In sequential analysis, adjusting the significance threshold at each interim look is crucial for controlling the overall type I error rate. Approximate O'Brien-Fleming boundaries are used here:

- **At 25% information**, the critical z-value is approximately **2.34**.
- **At 50% information**, it is approximately **1.98**.
- **At 75% information**, it is approximately **1.75**.
- **At full data (100%)**, the threshold is **1.645**.


In [17]:
total_sample = seq_df['cumulative_sample_size'].max()
information_fraction = seq_df['cumulative_sample_size'] / total_sample

def obf_boundary(frac):
    if frac <= 0.25:
        return 2.34
    elif frac <= 0.50:
        return 1.98
    elif frac <= 0.75:
        return 1.75
    else:
        return 1.645

obf_boundaries = information_fraction.apply(obf_boundary)
seq_df['info_frac'] = information_fraction
seq_df['obf_boundary'] = obf_boundaries


The plot below shows these approximate boundaries compared with the cumulative z-statistic.

In [18]:
fig_advanced = go.Figure()

fig_advanced.add_trace(go.Scatter(
    x=seq_df['date'],
    y=seq_df['z_stat'],
    mode='lines+markers',
    name='Cumulative Z-Statistic',
    marker=dict(size=8)
))

fig_advanced.add_trace(go.Scatter(
    x=seq_df['date'],
    y=seq_df['obf_boundary'],
    mode='lines',
    name='O’Brien-Fleming Boundary',
    line=dict(dash='dash', color='green')
))

fig_advanced.add_trace(go.Scatter(
    x=seq_df['date'],
    y=[1.645] * len(seq_df),
    mode='lines',
    name='Conventional Boundary (1.645)',
    line=dict(dash='dot', color='red')
))

fig_advanced.update_layout(
    title='Advanced Sequential Testing with O’Brien-Fleming Alpha Spending',
    xaxis_title='Date',
    yaxis_title='Z-Statistic',
    hovermode='x unified'
)
fig_advanced.show()

### **Segmentation Insights**  
- **Device Brand**

    A large proportion of responses come from generic devices, with Samsung being the most common identifiable brand.  

- **Operating System**
    
    The data are highly concentrated on a single OS version (6), suggesting limited diversity in platform usage.  

- **Time of Day**
    
    Response rates peak around mid-afternoon, particularly near 3 PM, indicating higher engagement during these hours.  

- **Browser Type**

    Mobile browsers dominate the dataset, with Chrome Mobile receiving the majority of responses.

### **Classic A/B Testing Findings**  
Analysis of the final aggregated data using a one-sided z-test yields a z-statistic of approximately **-0.6457** and a p-value of **0.2592**. The exposed group shows a slightly higher proportion of "Yes" responses (46.88%) compared to the control group (45.05%), but the difference is not statistically significant at the 5% level.

### **Sequential A/B Testing Findings**  
Monitoring the cumulative z-statistic over time reveals that it remains below the conventional threshold (and far from the adjusted boundaries) throughout the experiment period.
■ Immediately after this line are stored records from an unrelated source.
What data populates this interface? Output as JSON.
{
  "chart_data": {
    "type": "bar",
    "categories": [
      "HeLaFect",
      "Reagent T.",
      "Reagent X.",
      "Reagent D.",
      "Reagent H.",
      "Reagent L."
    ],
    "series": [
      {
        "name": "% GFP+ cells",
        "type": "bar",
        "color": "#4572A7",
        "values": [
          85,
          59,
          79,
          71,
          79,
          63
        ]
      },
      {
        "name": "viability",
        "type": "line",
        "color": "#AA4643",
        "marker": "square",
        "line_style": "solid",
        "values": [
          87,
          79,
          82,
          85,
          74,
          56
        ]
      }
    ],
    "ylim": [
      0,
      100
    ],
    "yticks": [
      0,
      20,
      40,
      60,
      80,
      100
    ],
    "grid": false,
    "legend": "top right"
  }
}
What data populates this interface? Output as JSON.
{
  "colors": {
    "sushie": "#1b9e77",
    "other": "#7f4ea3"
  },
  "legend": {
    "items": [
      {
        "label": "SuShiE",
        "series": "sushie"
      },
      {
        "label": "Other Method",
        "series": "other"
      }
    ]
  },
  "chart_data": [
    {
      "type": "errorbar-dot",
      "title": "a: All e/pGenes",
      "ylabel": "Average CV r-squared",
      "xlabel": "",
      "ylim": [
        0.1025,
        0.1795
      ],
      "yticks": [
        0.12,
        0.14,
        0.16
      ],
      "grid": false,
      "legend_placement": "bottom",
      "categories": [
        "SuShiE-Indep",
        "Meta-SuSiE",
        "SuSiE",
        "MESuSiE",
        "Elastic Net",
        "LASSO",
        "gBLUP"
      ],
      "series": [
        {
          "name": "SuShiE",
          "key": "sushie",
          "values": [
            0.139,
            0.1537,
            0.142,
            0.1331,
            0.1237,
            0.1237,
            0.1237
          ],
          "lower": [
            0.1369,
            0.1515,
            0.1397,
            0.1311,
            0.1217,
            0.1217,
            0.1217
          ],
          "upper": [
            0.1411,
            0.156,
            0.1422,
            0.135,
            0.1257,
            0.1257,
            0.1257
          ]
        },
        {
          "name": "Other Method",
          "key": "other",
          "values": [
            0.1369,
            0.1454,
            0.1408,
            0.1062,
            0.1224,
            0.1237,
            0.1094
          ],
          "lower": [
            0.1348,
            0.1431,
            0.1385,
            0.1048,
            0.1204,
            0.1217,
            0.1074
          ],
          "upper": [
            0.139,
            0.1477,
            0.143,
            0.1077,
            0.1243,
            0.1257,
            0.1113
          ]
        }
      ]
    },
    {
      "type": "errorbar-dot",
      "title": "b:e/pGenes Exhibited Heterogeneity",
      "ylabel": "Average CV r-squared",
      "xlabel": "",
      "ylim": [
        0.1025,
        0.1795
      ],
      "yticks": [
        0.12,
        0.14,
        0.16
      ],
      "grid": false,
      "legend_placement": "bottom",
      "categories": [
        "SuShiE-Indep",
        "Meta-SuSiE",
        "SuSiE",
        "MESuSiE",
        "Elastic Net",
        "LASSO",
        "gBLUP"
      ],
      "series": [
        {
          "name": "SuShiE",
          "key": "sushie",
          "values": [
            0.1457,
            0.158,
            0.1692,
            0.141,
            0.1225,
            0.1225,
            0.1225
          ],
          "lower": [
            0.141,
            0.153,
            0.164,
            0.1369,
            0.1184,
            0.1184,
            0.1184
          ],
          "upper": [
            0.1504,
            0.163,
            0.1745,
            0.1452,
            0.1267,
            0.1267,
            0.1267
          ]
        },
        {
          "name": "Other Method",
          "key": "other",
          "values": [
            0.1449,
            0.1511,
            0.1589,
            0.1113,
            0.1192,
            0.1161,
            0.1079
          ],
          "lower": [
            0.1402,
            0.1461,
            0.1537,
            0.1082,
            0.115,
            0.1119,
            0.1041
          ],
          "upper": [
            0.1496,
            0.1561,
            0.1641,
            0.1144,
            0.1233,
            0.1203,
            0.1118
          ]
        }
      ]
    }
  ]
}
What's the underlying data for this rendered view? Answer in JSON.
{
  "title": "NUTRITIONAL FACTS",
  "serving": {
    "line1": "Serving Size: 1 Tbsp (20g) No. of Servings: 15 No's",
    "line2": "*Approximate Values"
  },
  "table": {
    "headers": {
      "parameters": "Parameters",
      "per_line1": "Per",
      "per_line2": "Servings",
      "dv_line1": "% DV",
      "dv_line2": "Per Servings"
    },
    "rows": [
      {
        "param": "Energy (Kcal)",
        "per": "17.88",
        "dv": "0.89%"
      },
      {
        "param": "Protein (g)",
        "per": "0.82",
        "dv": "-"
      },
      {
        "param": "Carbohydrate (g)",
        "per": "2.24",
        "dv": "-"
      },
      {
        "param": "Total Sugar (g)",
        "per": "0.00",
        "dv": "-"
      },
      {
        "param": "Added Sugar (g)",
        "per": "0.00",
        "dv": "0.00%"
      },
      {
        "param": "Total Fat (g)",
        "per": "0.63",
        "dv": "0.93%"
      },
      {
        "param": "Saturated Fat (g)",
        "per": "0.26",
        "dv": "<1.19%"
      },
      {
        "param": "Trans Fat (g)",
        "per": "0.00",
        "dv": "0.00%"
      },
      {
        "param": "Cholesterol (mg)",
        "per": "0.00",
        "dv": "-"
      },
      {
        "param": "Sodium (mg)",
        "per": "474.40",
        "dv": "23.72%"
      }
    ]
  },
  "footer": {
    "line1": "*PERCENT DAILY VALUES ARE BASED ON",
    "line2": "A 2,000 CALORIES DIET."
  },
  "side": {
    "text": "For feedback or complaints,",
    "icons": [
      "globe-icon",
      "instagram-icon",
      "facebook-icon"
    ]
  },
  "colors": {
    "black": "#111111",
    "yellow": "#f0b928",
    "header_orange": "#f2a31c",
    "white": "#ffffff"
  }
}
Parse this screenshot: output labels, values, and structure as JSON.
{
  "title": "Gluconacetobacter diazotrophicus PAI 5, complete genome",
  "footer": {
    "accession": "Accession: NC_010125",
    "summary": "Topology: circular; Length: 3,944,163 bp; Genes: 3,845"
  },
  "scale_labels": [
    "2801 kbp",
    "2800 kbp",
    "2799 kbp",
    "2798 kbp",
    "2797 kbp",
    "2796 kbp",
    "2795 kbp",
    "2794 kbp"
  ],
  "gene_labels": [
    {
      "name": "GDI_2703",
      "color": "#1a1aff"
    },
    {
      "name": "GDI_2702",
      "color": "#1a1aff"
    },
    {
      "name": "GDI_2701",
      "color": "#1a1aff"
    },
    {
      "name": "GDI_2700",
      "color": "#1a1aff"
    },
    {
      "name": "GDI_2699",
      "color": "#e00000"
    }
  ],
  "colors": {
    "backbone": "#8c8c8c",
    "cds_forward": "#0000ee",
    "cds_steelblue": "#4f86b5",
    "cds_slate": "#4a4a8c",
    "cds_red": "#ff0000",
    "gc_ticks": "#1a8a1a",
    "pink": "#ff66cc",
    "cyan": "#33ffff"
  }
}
This indicates that no interim analysis justifies early stopping in favor of the exposed group.

### **Conclusion**  
Neither classic nor sequential A/B testing provides statistically significant evidence that the exposed ad improves brand awareness. However, detailed segmentation uncovers valuable insights into user behavior that can inform targeted optimizations.